2. Un Commissaire européen soutient la «différenciation». Olli Rehn, Commissaire européen chargé des élargissements futurs, a enfreint un tabou, en prenant la défense de la possibilité de «différenciation» entre les Etats membres afin de permettre à l'UE de progresser. Dans le discours prononcé le 20 juillet à l'occasion du Eduskunta Seminar, en Finlande, il a déclaré: « Je crois, comme Jacques Delors, à l'intégration différenciée. Ce n'est pas quelque chose de nouveau qui aurait été inventé parce que l'Europe s'est élargie. C'était la différenciation qui avait déjà permis à l'Europe de garder son dynamisme » (il a cité l'exemple de l'euro).
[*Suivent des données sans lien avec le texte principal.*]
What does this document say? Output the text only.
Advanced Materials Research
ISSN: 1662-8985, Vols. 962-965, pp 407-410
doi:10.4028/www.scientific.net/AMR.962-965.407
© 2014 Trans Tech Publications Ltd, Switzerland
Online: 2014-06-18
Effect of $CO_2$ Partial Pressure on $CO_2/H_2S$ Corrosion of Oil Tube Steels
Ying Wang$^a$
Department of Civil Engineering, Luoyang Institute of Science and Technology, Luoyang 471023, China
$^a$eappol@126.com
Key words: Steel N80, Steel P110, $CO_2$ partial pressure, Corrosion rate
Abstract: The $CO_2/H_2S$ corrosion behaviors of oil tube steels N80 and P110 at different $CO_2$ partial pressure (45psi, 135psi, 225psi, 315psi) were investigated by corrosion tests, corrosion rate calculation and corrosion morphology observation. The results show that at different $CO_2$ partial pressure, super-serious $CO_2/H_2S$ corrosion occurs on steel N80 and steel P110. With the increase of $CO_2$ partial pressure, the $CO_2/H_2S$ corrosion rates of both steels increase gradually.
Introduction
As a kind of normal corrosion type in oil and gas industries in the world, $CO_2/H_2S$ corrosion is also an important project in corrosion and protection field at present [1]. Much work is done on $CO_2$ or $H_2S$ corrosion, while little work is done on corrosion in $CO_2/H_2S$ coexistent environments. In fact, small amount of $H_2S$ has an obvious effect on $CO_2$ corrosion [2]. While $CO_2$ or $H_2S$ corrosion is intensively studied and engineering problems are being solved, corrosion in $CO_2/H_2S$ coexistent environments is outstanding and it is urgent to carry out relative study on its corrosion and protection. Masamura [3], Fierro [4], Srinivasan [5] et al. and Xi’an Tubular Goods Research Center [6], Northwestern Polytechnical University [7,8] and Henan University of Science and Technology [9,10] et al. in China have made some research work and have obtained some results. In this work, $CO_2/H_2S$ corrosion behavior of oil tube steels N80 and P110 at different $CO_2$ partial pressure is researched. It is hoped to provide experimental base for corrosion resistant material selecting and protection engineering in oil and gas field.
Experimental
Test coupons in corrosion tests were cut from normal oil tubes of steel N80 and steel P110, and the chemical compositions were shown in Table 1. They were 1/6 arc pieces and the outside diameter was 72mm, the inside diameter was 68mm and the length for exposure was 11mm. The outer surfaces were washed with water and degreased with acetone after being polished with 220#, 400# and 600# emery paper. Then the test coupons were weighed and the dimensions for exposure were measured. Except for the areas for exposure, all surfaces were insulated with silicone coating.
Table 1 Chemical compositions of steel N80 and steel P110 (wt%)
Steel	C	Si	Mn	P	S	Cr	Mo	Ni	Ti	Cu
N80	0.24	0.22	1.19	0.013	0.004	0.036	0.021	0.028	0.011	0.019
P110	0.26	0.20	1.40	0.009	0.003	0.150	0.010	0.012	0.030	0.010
Il a toutefois précisé: il est essentiel que chaque projet «soit ouvert à tout Etat membre qui souhaite y participer et qui est en mesure de le faire» ; les décisions doivent être prises dans le cadre communautaire et en respectant les procédures communautaires de décision. Ce qui correspond à ce que Jacques Delors a toujours réclamé, les lecteurs de cette rubrique le savent bien.
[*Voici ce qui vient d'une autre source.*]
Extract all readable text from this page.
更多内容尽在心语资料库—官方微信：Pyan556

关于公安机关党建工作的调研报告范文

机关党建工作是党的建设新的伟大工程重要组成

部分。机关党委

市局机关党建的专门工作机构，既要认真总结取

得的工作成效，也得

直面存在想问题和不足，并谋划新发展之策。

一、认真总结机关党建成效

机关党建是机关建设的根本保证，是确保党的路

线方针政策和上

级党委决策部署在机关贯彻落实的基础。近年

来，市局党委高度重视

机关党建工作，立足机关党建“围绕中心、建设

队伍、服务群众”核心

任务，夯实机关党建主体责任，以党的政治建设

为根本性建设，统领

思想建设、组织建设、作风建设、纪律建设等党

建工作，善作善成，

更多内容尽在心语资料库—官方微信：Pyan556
Il reste à convaincre les Etats membres d'Europe centrale et orientale qu'il n'existe aucun projet de les reléguer dans une catégorie inférieure et que la voie de la différenciation positive leur est ouverte. Je crois que lorsqu'on aura perdu l'habitude d'opérer une distinction entre anciens et nouveaux Etats membres un pas important aura été franchi, d'autant plus que cette distinction n'a plus aucune raison d'exister.
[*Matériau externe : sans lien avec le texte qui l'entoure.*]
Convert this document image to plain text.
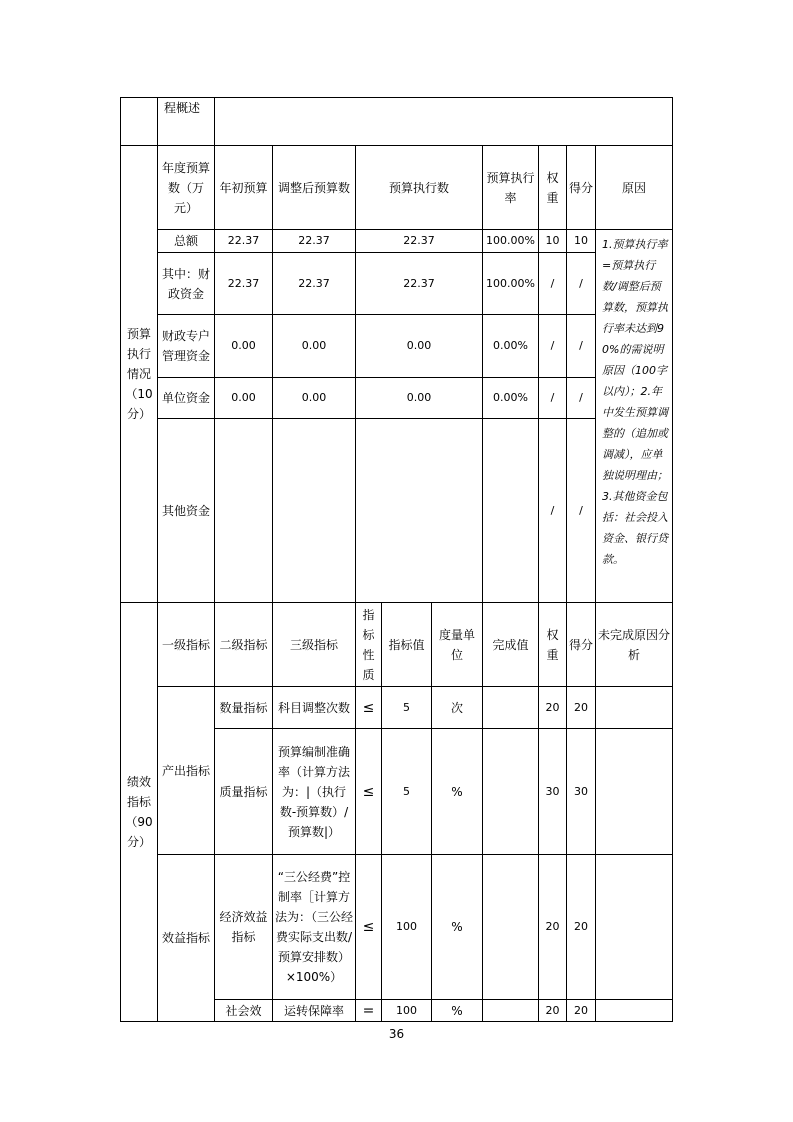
	程概述									
预算执行情况（10分）	年度预算数（万元）	年初预算	调整后预算数	预算执行数			预算执行率	权重	得分	原因
	总额	22.37	22.37	22.37			100.00%	10	10	1.预算执行率=预算执行数/调整后预算数，预算执行率未达到90%的需说明原因（100字以内）；2.年中发生预算调整的（追加或调减），应单独说明理由；3.其他资金包括：社会投入资金、银行贷款。
	其中：财政资金	22.37	22.37	22.37			100.00%	/	/	
	财政专户管理资金	0.00	0.00	0.00			0.00%	/	/	
	单位资金	0.00	0.00	0.00			0.00%	/	/	
	其他资金							/	/	
绩效指标（90分）	一级指标	二级指标	三级指标	指标性质	指标值	度量单位	完成值	权重	得分	未完成原因分析
	产出指标	数量指标	科目调整次数	≤	5	次		20	20	
		质量指标	预算编制准确率（计算方法为：|（执行数-预算数）/预算数|）	≤	5	%		30	30	
	效益指标	经济效益指标	“三公经费”控制率［计算方法为：（三公经费实际支出数/预算安排数）×100%）	≤	100	%		20	20	
		社会效	运转保障率	=	100	%		20	20	
36
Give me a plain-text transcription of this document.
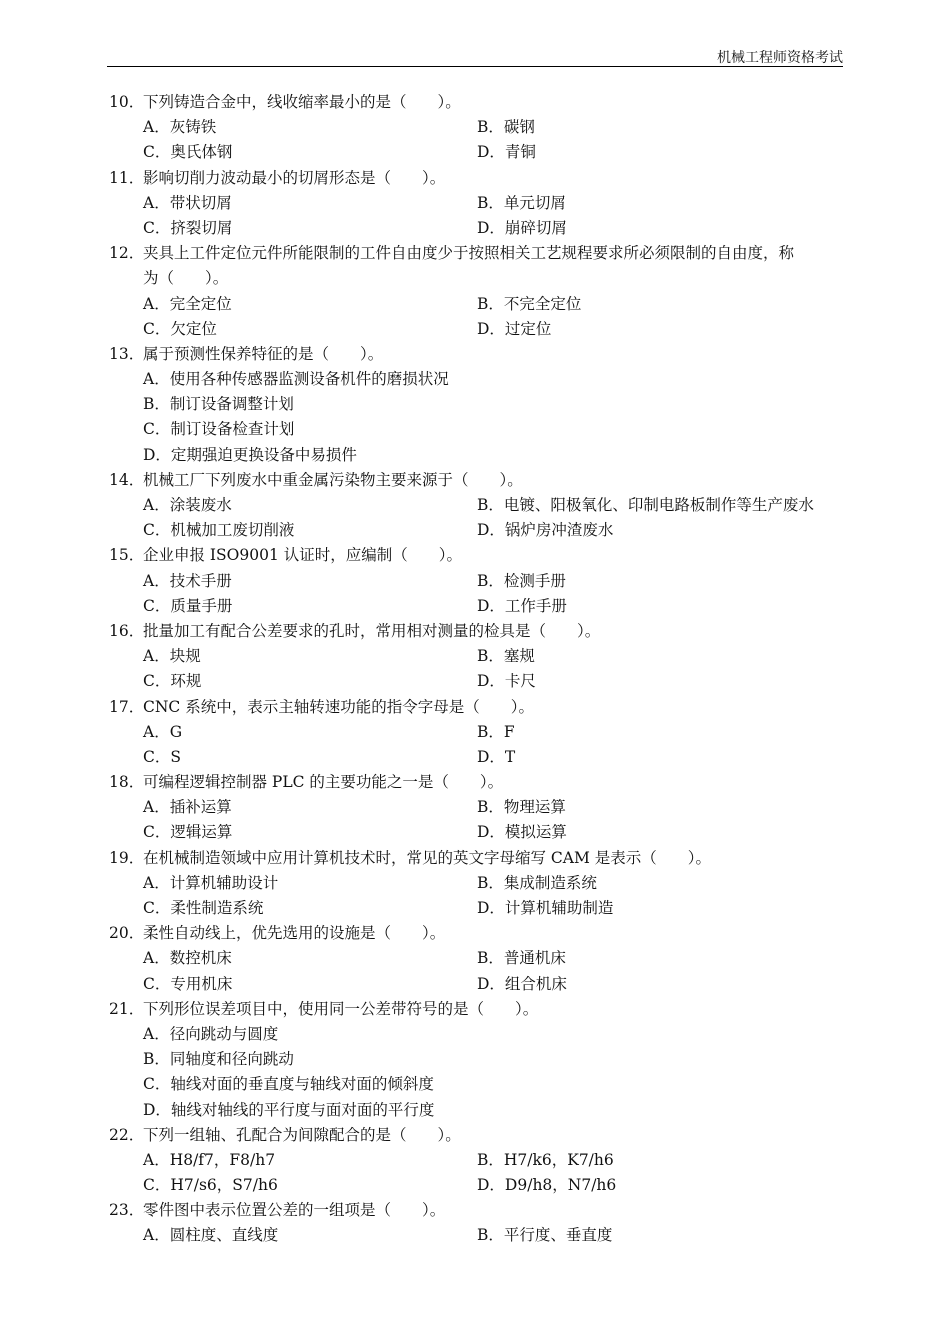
机械工程师资格考试
10．下列铸造合金中，线收缩率最小的是（　　）。
A．灰铸铁	B．碳钢
C．奥氏体钢	D．青铜
11．影响切削力波动最小的切屑形态是（　　）。
A．带状切屑	B．单元切屑
C．挤裂切屑	D．崩碎切屑
12．夹具上工件定位元件所能限制的工件自由度少于按照相关工艺规程要求所必须限制的自由度，称
为（　　）。
A．完全定位	B．不完全定位
C．欠定位	D．过定位
13．属于预测性保养特征的是（　　）。
A．使用各种传感器监测设备机件的磨损状况
B．制订设备调整计划
C．制订设备检查计划
D．定期强迫更换设备中易损件
14．机械工厂下列废水中重金属污染物主要来源于（　　）。
A．涂装废水	B．电镀、阳极氧化、印制电路板制作等生产废水
C．机械加工废切削液	D．锅炉房冲渣废水
15．企业申报 ISO9001 认证时，应编制（　　）。
A．技术手册	B．检测手册
C．质量手册	D．工作手册
16．批量加工有配合公差要求的孔时，常用相对测量的检具是（　　）。
A．块规	B．塞规
C．环规	D．卡尺
17．CNC 系统中，表示主轴转速功能的指令字母是（　　）。
A．G	B．F
C．S	D．T
18．可编程逻辑控制器 PLC 的主要功能之一是（　　）。
A．插补运算	B．物理运算
C．逻辑运算	D．模拟运算
19．在机械制造领域中应用计算机技术时，常见的英文字母缩写 CAM 是表示（　　）。
A．计算机辅助设计	B．集成制造系统
C．柔性制造系统	D．计算机辅助制造
20．柔性自动线上，优先选用的设施是（　　）。
A．数控机床	B．普通机床
C．专用机床	D．组合机床
21．下列形位误差项目中，使用同一公差带符号的是（　　）。
A．径向跳动与圆度
B．同轴度和径向跳动
C．轴线对面的垂直度与轴线对面的倾斜度
D．轴线对轴线的平行度与面对面的平行度
22．下列一组轴、孔配合为间隙配合的是（　　）。
A．H8/f7，F8/h7	B．H7/k6，K7/h6
C．H7/s6，S7/h6	D．D9/h8，N7/h6
23．零件图中表示位置公差的一组项是（　　）。
A．圆柱度、直线度	B．平行度、垂直度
3. Michel Rocard et deux déviations majeures du capitalisme. Ce n'est pas toujours pendant les débats officiels du PE que les parlementaires européens ont l'occasion de s'exprimer sur les choix essentiels pour l'avenir de l'Europe. Il y a des ordres du jour à tenir, des procédures pour la désignation des orateurs, des équilibres nationaux à respecter. Il existe heureusement d'autres occasions permettant à des personnalités de premier plan de s'exprimer. Dans le cas de Michel Rocard, l'occasion a été offerte par les « Universités d'été du Parlement européen». L'ancien Premier ministre français a effectué un tour d'horizon global, dont notre bulletin n. 9236 a rendu compte. Je souligne deux aspects de son intervention:

l'évolution dangereuse et inique du capitalisme, qui a glissé de la formule dite «rhénane» où les intérêts de tous les acteurs, y compris les salariés, étaient pris en considération, à la formule dominée par les actionnaires, où seule la rentabilité financière immédiate compte. Les différentes catégories d'actionnaires (fonds de pension, hedge funds, fonds d'investissement), en exigeant une rentabilité de 15%, obligent les entreprises à amputer les budgets de recherche et développement, annihilent la conscience d'entreprise et entraînent la précarité du travail et les délocalisations. Il faut, a souligné M. Rocard, rétablir les « correcteurs » du système capitaliste qui ont été démolis, en sauvegardant la sécurité sociale, en tenant compte de l'éducation et de la culture et en intégrant le facteur écologique ;

le déséquilibre financier provoqué par les Etats-Unis. La dette américaine avait déjà atteint en 2002 le taux de 240% du PIB, et les USA empruntent 2 milliards de dollars par jour. Le monde financier est assis sur un volcan qui explosera un jour avec des répercussions inimaginables.

Ces deux déviations du capitalisme ont été déjà analysées par les économistes et elles sont parfois dénoncées dans des colloques spécialisés, ou utilisées par des mouvements qui perdent en crédibilité parce qu'ils en tirent des conclusions extrémistes ou démagogiques. Ce qui manque, c'est un débat aux niveaux politiques les plus élevés, dont Michel Rocard a donné un avant-goût qui mérite des suites. (F.R.)